Klimatbyran / beta

New repo for new layout
2 stars 3 forks source link

Consider using zod to parse API responses instead of type casting #3

Open Greenheart opened 3 weeks ago

Greenheart commented 3 weeks ago

This type guard could be replaced with zod to get types and validation based on one single source of truth = a zod schema.

https://github.com/Klimatbyran/beta/blob/0faa3f73c8baffefea746342566408bfdb8e6b23/src/data/companyData.ts#L123-L144

irony commented 3 weeks ago

Good idea, Zod should probably be (also) implemented at the extractJson step in the data-pipeline instead (so we can iterate if we get an error).

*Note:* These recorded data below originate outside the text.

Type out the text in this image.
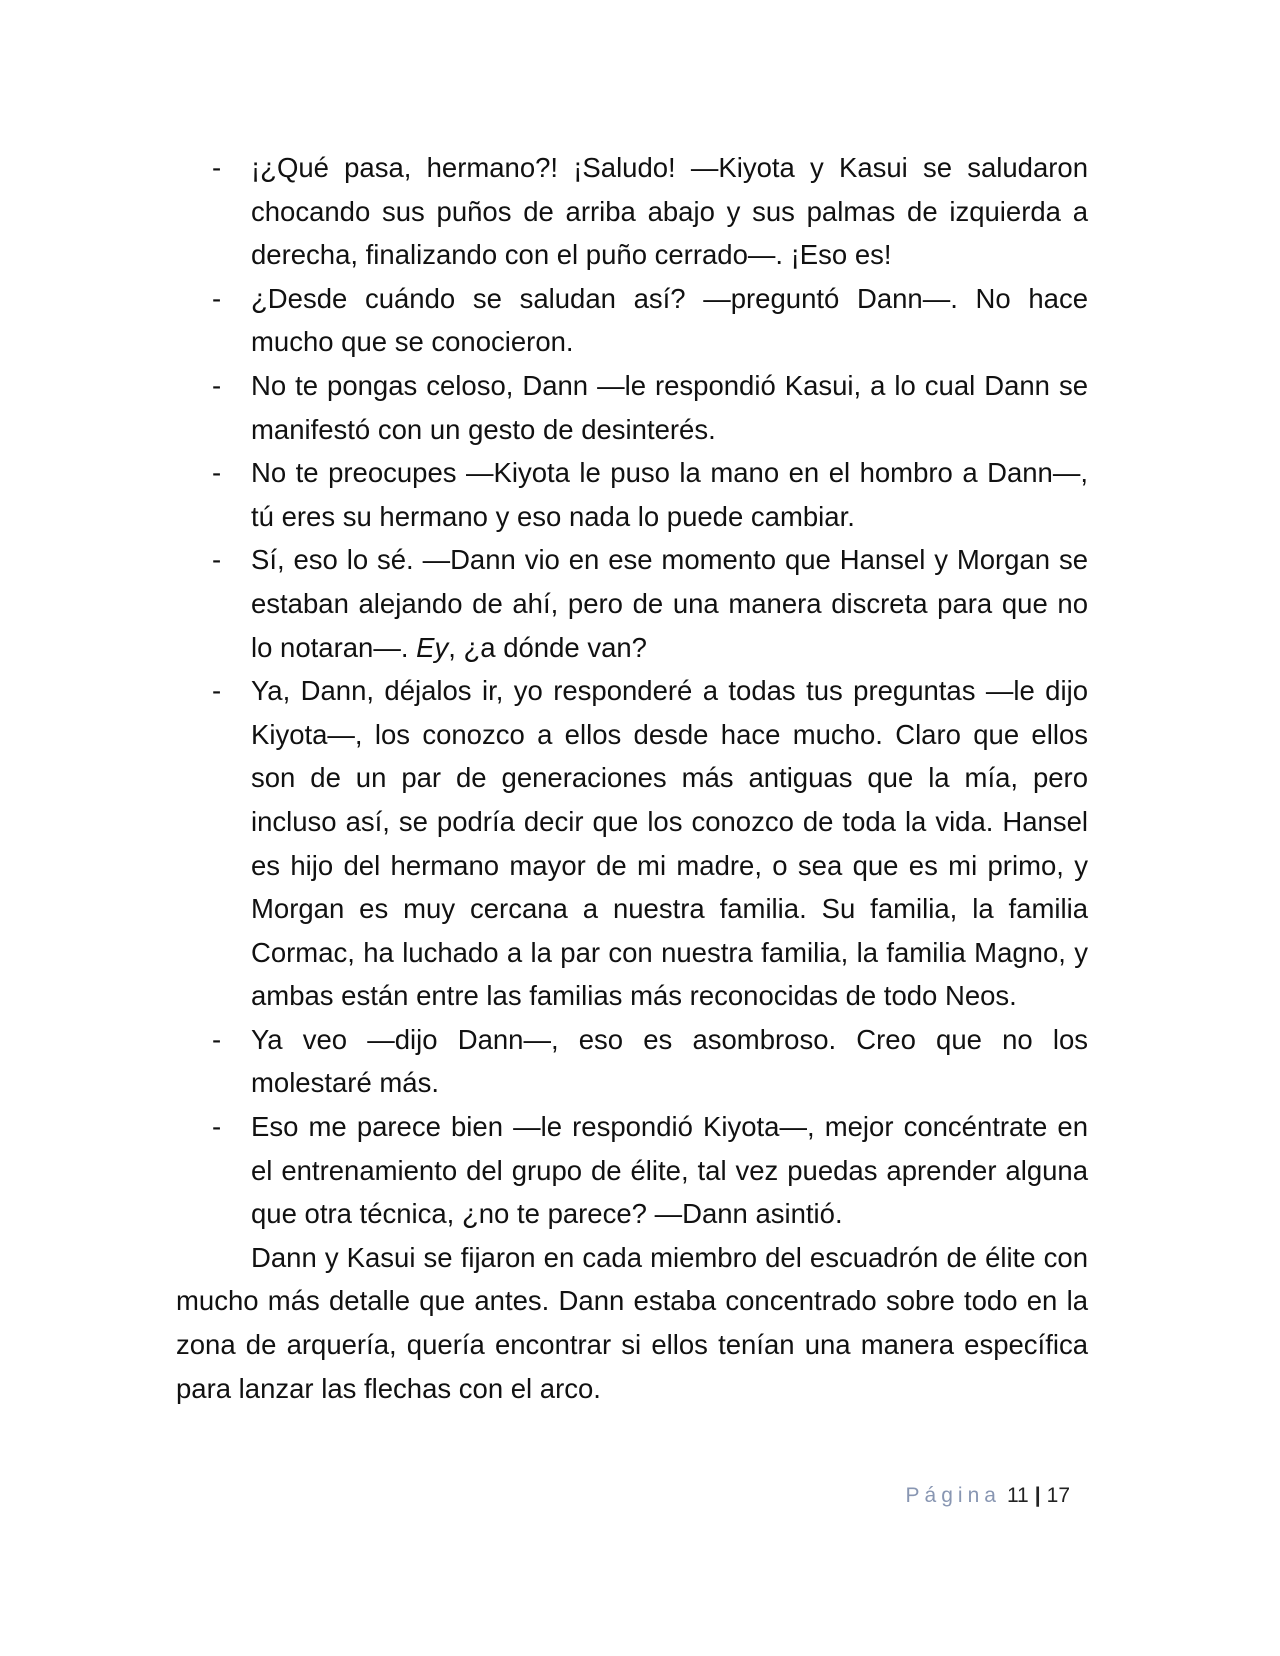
- ¡¿Qué pasa, hermano?! ¡Saludo! —Kiyota y Kasui se saludaron chocando sus puños de arriba abajo y sus palmas de izquierda a derecha, finalizando con el puño cerrado—. ¡Eso es!
- ¿Desde cuándo se saludan así? —preguntó Dann—. No hace mucho que se conocieron.
- No te pongas celoso, Dann —le respondió Kasui, a lo cual Dann se manifestó con un gesto de desinterés.
- No te preocupes —Kiyota le puso la mano en el hombro a Dann—, tú eres su hermano y eso nada lo puede cambiar.
- Sí, eso lo sé. —Dann vio en ese momento que Hansel y Morgan se estaban alejando de ahí, pero de una manera discreta para que no lo notaran—. Ey, ¿a dónde van?
- Ya, Dann, déjalos ir, yo responderé a todas tus preguntas —le dijo Kiyota—, los conozco a ellos desde hace mucho. Claro que ellos son de un par de generaciones más antiguas que la mía, pero incluso así, se podría decir que los conozco de toda la vida. Hansel es hijo del hermano mayor de mi madre, o sea que es mi primo, y Morgan es muy cercana a nuestra familia. Su familia, la familia Cormac, ha luchado a la par con nuestra familia, la familia Magno, y ambas están entre las familias más reconocidas de todo Neos.
- Ya veo —dijo Dann—, eso es asombroso. Creo que no los molestaré más.
- Eso me parece bien —le respondió Kiyota—, mejor concéntrate en el entrenamiento del grupo de élite, tal vez puedas aprender alguna que otra técnica, ¿no te parece? —Dann asintió.

Dann y Kasui se fijaron en cada miembro del escuadrón de élite con mucho más detalle que antes. Dann estaba concentrado sobre todo en la zona de arquería, quería encontrar si ellos tenían una manera específica para lanzar las flechas con el arco.

Página 11 | 17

Greenheart commented 3 weeks ago

We could use https://transform.tools/json-to-zod to get a starting point for Zod schemas based on JSON data. This will need to be modified to handle all cases, but it's a start:

const companySchema = z.object({
  companyName: z.string(),
  description: z.string(),
  industryGics: z.object({
    name: z.string(),
    sector: z.object({ code: z.string(), name: z.string() }),
    group: z.object({ code: z.string(), name: z.string() }),
    industry: z.object({ code: z.string(), name: z.string() }),
    subIndustry: z.object({ code: z.string(), name: z.string() }),
  }),
  industryNace: z.object({
    section: z.object({ code: z.string(), name: z.string() }),
    division: z.object({ code: z.string(), name: z.string() }),
  }),
  baseYear: z.string(),
  url: z.string(),
  emissions: z.object({
    2023: z.object({
      year: z.string(),
      scope1: z.object({
        emissions: z.number(),
        biogenic: z.null(),
        unit: z.string(),
      }),
      scope2: z.object({
        emissions: z.number(),
        unit: z.string(),
        mb: z.number(),
        lb: z.number(),
      }),
      scope3: z.object({
        emissions: z.number(),
        unit: z.string(),
        categories: z.object({
          '1_purchasedGoods': z.null(),
          '2_capitalGoods': z.null(),
          '3_fuelAndEnergyRelatedActivities': z.number(),
          '4_upstreamTransportationAndDistribution': z.null(),
          '5_wasteGeneratedInOperations': z.null(),
          '6_businessTravel': z.null(),
          '7_employeeCommuting': z.null(),
          '8_upstreamLeasedAssets': z.null(),
          '9_downstreamTransportationAndDistribution': z.null(),
          '10_processingOfSoldProducts': z.null(),
          '11_useOfSoldProducts': z.null(),
          '12_endOfLifeTreatmentOfSoldProducts': z.null(),
          '13_downstreamLeasedAssets': z.null(),
          '14_franchises': z.null(),
          '15_investments': z.null(),
          '16_other': z.null(),
        }),
      }),
      totalEmissions: z.number(),
      totalUnit: z.string(),
    }),
  }),
  baseFacts: z.object({
    2023: z.object({
      turnover: z.number(),
      unit: z.string(),
      employees: z.number(),
    }),
  }),
  factors: z.array(
    z.object({
      product: z.string(),
      description: z.string(),
      value: z.number(),
      unit: z.string(),
    }),
  ),
  contacts: z.array(z.unknown()),
  goals: z.array(
    z.object({
      description: z.string(),
      year: z.string(),
      reductionPercent: z.number(),
      baseYear: z.string(),
    }),
  ),
  initiatives: z.array(
    z.object({
      title: z.string(),
      description: z.string(),
      year: z.string(),
      scope: z.string(),
    }),
  ),
  reliability: z.string(),
  needsReview: z.boolean(),
  reviewComment: z.string(),
  confidenceScore: z.number(),
  agentResponse: z.string(),
  id: z.string(),
})